SEN relies on the sampling of suboptimal structures from the ensemble of secondary structures. The run time is directly proportional the number of sampled suboptimal structures and thus slower than traditional methods like bp-distance. However, the calculation for each sample structure is identical so SEN calculations have been implemented to run in parallel, which can significantly reduce the run time. Code for calculating SEN is available at: https://github.com/ship561/sampled-ensemble-neutrality.

Conclusions

In this work, we show that RNA sequence neutrality is an effective feature for machine learning approaches to classify structured RNAs from various decoy sequences. We find that the most accurate classification occurs for neutrality measures that consider the ensemble of possible RNA structures rather than just the minimum free energy structure (PCC or SEN). Furthermore, neutrality used as the sole classifying feature is nearly as effective as existing SVMs [17,19] indicating that current SVM features capture aspects of mutational robustness.
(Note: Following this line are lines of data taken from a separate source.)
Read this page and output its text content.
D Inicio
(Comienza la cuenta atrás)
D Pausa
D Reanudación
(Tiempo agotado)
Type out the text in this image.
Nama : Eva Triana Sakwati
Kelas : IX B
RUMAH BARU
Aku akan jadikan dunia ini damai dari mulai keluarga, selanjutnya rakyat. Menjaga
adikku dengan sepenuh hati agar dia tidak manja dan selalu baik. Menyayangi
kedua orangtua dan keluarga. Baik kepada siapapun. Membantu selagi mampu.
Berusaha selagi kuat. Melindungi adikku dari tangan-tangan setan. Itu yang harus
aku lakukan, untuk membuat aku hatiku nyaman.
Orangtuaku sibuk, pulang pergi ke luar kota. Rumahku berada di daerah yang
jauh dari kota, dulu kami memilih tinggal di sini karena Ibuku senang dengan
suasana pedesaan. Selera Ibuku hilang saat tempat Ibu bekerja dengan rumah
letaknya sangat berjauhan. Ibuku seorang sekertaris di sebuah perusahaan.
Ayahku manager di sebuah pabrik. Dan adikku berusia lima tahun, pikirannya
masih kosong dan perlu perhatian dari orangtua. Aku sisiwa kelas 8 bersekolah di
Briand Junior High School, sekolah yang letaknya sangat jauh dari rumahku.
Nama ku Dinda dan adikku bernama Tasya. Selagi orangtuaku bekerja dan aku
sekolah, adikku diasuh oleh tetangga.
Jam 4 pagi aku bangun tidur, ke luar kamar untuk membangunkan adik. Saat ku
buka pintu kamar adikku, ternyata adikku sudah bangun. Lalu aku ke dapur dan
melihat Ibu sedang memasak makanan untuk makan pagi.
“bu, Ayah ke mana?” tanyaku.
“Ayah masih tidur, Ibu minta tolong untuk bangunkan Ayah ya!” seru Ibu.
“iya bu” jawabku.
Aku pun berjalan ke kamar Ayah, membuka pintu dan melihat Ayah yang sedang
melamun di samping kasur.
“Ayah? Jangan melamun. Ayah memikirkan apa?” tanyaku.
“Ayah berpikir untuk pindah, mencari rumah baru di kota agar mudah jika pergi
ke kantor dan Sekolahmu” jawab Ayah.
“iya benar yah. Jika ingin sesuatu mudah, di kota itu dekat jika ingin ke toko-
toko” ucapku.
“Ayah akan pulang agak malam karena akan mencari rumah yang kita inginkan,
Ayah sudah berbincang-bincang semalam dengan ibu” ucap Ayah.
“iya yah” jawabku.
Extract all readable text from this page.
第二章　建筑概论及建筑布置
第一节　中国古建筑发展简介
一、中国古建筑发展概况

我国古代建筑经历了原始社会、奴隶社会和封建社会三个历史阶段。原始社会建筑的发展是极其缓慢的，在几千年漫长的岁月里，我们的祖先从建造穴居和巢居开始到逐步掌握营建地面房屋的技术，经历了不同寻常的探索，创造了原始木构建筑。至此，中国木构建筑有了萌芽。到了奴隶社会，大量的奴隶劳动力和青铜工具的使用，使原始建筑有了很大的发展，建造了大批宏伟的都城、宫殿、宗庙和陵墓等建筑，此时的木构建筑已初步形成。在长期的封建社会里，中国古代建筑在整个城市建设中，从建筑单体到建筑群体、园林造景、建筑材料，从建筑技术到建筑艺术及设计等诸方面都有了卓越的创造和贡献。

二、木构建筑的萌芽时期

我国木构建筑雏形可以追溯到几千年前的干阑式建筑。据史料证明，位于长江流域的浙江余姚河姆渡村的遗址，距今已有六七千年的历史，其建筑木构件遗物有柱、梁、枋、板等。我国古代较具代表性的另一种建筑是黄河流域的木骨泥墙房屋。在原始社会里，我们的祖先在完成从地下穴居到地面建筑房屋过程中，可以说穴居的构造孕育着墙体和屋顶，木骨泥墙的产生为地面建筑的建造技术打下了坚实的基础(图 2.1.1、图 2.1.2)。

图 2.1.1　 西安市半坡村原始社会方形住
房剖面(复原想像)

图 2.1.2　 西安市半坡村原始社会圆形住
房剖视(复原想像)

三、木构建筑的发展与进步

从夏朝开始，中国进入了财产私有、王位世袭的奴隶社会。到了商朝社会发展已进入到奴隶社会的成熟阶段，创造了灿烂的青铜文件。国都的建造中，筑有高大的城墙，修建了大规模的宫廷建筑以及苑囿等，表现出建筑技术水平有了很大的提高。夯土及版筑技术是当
During the course of this work, we developed a novel measure of RNA sequence neutrality, the structural ensemble neutrality (SEN). The SEN differs from existing measures of neutrality in that it directly addresses several potential limitations. First, as a reference structure for neutrality calculation, SEN utilizes a consensus structure determined from an alignment of putative homologous sequences rather than an MFE structure, increasing the likelihood of utilizing a biologically relevant reference. Second, to assess the structure of the 1-mutant neighbors SEN considers not a single structure, but samples from the ensemble of potential low-energy structures. Finally, rather than consider all deviations from the reference structure equally deleterious, SEN only counts base pairs that are disrupted in the structure of the mutant sequence. This property renders SEN relatively robust to incomplete data that often degrades the quality of the predicted structure. The SEN is highly correlated with existing measures of neutrality (Table 2), but shows improved separation of structured and unstructured sequences in our data sets compared to these measures (Figure 1). While SEN’s underlying model predicts structure disrupting mutations to occur in stems, this model does not completely explain experimental data (Figure 4) indicating there are other variables such as potential tertiary contacts to consider in such determinations. However, SEN does indicate that many of regulatory RNA structures in bacteria are mutationally robust (Figure 5).